Why it works: Sorting guarantees that the first k elements are the smallest and the last k elements are the largest. Summing these subsets directly and taking the absolute difference correctly computes the required value. This approach leverages the sorted order to avoid unnecessary combinations, providing both correctness and efficiency.
Python Solution
from typing import List
class Solution:
def absDifference(self, nums: List[int], k: int) -> int:
nums.sort()
smallest_sum = sum(nums[:k])
largest_sum = sum(nums[-k:])
return abs(largest_sum - smallest_sum)
This implementation first sorts nums, then calculates smallest_sum by summing the first k elements and largest_sum by summing the last k elements. Finally, it returns the absolute difference. Each step directly maps to the algorithm walkthrough above and handles all edge cases automatically.
Go Solution
import "sort"
import "math"
func absDifference(nums []int, k int) int {
sort.Ints(nums)
smallestSum := 0
largestSum := 0
n := len(nums)
for i := 0; i < k; i++ {
smallestSum += nums[i]
largestSum += nums[n-1-i]
}
return int(math.Abs(float64(largestSum - smallestSum)))
}
In Go, we sort the slice using sort.Ints. We then iterate k times, adding to smallestSum from the start and to largestSum from the end of the slice. Go requires converting the integer difference to float64 for math.Abs and back to int, since math.Abs operates on floats.
Worked Examples
Example 1: nums = [5,2,2,4], k = 2
| Step | Sorted Array | smallest_sum | largest_sum | Absolute Difference |
|---|---|---|---|---|
| Initial | [5,2,2,4] | - | - | - |
| Sort | [2,2,4,5] | - | - | - |
| Sum first 2 | - | 2+2=4 | - | - |
| Sum last 2 | - | - | 4+5=9 | - |
| Compute abs | - | - | - | abs(9-4)=5 |
Example 2: nums = [100], k = 1
| Step | Sorted Array | smallest_sum | largest_sum | Absolute Difference |
|---|---|---|---|---|
| Initial | [100] | - | - | - |
| Sort | [100] | - | - | - |
| Sum first 1 | - | 100 | - | - |
| Sum last 1 | - | - | 100 | - |
| Compute abs | - | - | - | abs(100-100)=0 |
Complexity Analysis
| Measure | Complexity | Explanation |
|---|---|---|
| Time | O(n log n) | Sorting dominates the runtime; summing k elements is O(k) which is ≤ O(n) |
| Space | O(1) | Sorting in-place and storing sums requires constant extra space |
The complexity is dominated by sorting the array. The subsequent sum calculations are linear in k, but since k ≤ n, they do not affect the overall asymptotic complexity.
Test Cases
# provided examples
assert Solution().absDifference([5,2,2,4], 2) == 5 # Example 1
assert Solution().absDifference([100], 1) == 0 # Example 2
# all elements equal
assert Solution().absDifference([7,7,7,7], 2) == 0 # sums are equal
# k equals array length
assert Solution().absDifference([1,2,3,4,5], 5) == 0 # sums of all elements are equal
# k = 1, multiple distinct elements
assert Solution().absDifference([3,1,4,2], 1) == 3 # largest 4, smallest 1
# array has repeated elements
assert Solution().absDifference([1,2,2,3,3,4], 3) == 6 # largest 4+3+3=10, smallest 1+2+2=5
| Test | Why |
|---|---|
[5,2,2,4], 2 |
validates normal behavior with distinct and duplicate numbers |
[100], 1 |
smallest possible array, k=1 |
[7,7,7,7], 2 |
all elements equal, sum difference zero |
[1,2,3,4,5], 5 |
k equals array length |
[3,1,4,2], 1 |
k=1, smallest vs largest element |
[1,2,2,3,3,4], 3 |
duplicates in array affecting sums |
Edge Cases
An important edge case is when the array has only one element. In this situation, the largest and smallest sums are the same, and the absolute difference should be zero. This is automatically handled by the algorithm since sorting and summing still work.

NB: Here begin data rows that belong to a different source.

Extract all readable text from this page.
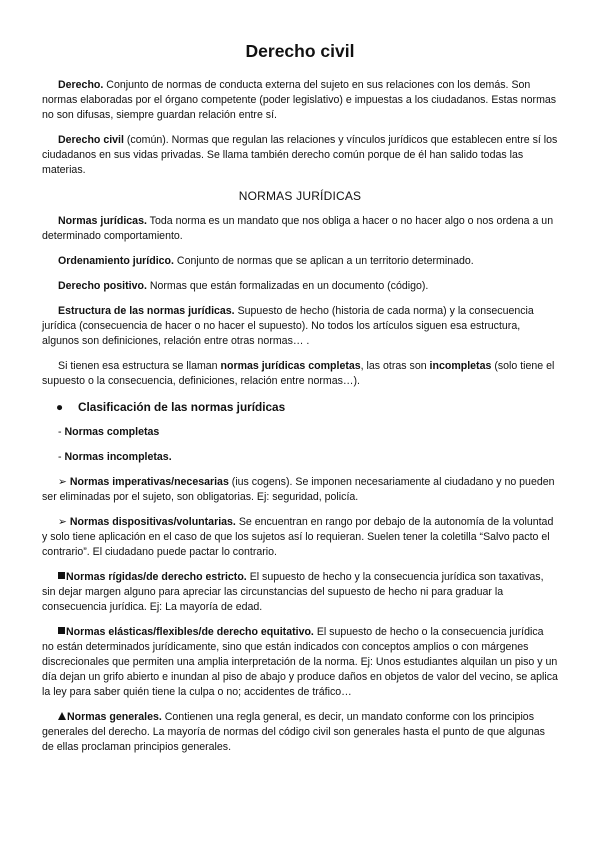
Derecho civil

Derecho. Conjunto de normas de conducta externa del sujeto en sus relaciones con los demás. Son normas elaboradas por el órgano competente (poder legislativo) e impuestas a los ciudadanos. Estas normas no son difusas, siempre guardan relación entre sí.

Derecho civil (común). Normas que regulan las relaciones y vínculos jurídicos que establecen entre sí los ciudadanos en sus vidas privadas. Se llama también derecho común porque de él han salido todas las materias.

NORMAS JURÍDICAS

Normas jurídicas. Toda norma es un mandato que nos obliga a hacer o no hacer algo o nos ordena a un determinado comportamiento.

Ordenamiento jurídico. Conjunto de normas que se aplican a un territorio determinado.

Derecho positivo. Normas que están formalizadas en un documento (código).

Estructura de las normas jurídicas. Supuesto de hecho (historia de cada norma) y la consecuencia jurídica (consecuencia de hacer o no hacer el supuesto). No todos los artículos siguen esa estructura, algunos son definiciones, relación entre otras normas… .

Si tienen esa estructura se llaman normas jurídicas completas, las otras son incompletas (solo tiene el supuesto o la consecuencia, definiciones, relación entre normas…).

● Clasificación de las normas jurídicas
- Normas completas
- Normas incompletas.

➢ Normas imperativas/necesarias (ius cogens). Se imponen necesariamente al ciudadano y no pueden ser eliminadas por el sujeto, son obligatorias. Ej: seguridad, policía.

➢ Normas dispositivas/voluntarias. Se encuentran en rango por debajo de la autonomía de la voluntad y solo tiene aplicación en el caso de que los sujetos así lo requieran. Suelen tener la coletilla “Salvo pacto el contrario”. El ciudadano puede pactar lo contrario.

Normas rígidas/de derecho estricto. El supuesto de hecho y la consecuencia jurídica son taxativas, sin dejar margen alguno para apreciar las circunstancias del supuesto de hecho ni para graduar la consecuencia jurídica. Ej: La mayoría de edad.

Normas elásticas/flexibles/de derecho equitativo. El supuesto de hecho o la consecuencia jurídica no están determinados jurídicamente, sino que están indicados con conceptos amplios o con márgenes discrecionales que permiten una amplia interpretación de la norma. Ej: Unos estudiantes alquilan un piso y un día dejan un grifo abierto e inundan al piso de abajo y produce daños en objetos de valor del vecino, se aplica la ley para saber quién tiene la culpa o no; accidentes de tráfico…

Normas generales. Contienen una regla general, es decir, un mandato conforme con los principios generales del derecho. La mayoría de normas del código civil son generales hasta el punto de que algunas de ellas proclaman principios generales.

Another edge case occurs when all elements in the array are identical. No matter what k is chosen, the sum of the k largest elements equals the sum of the k smallest elements, so the absolute difference is zero. Sorting preserves the order, and summing the first and last k elements naturally produces the same value.
A third edge case is when k equals the length of the array. In this scenario, summing the first k elements and the last k elements sums the entire array in both cases, resulting again in an absolute difference of zero. The algorithm handles this correctly because slicing in Python or iterating in Go with k = n correctly covers all elements.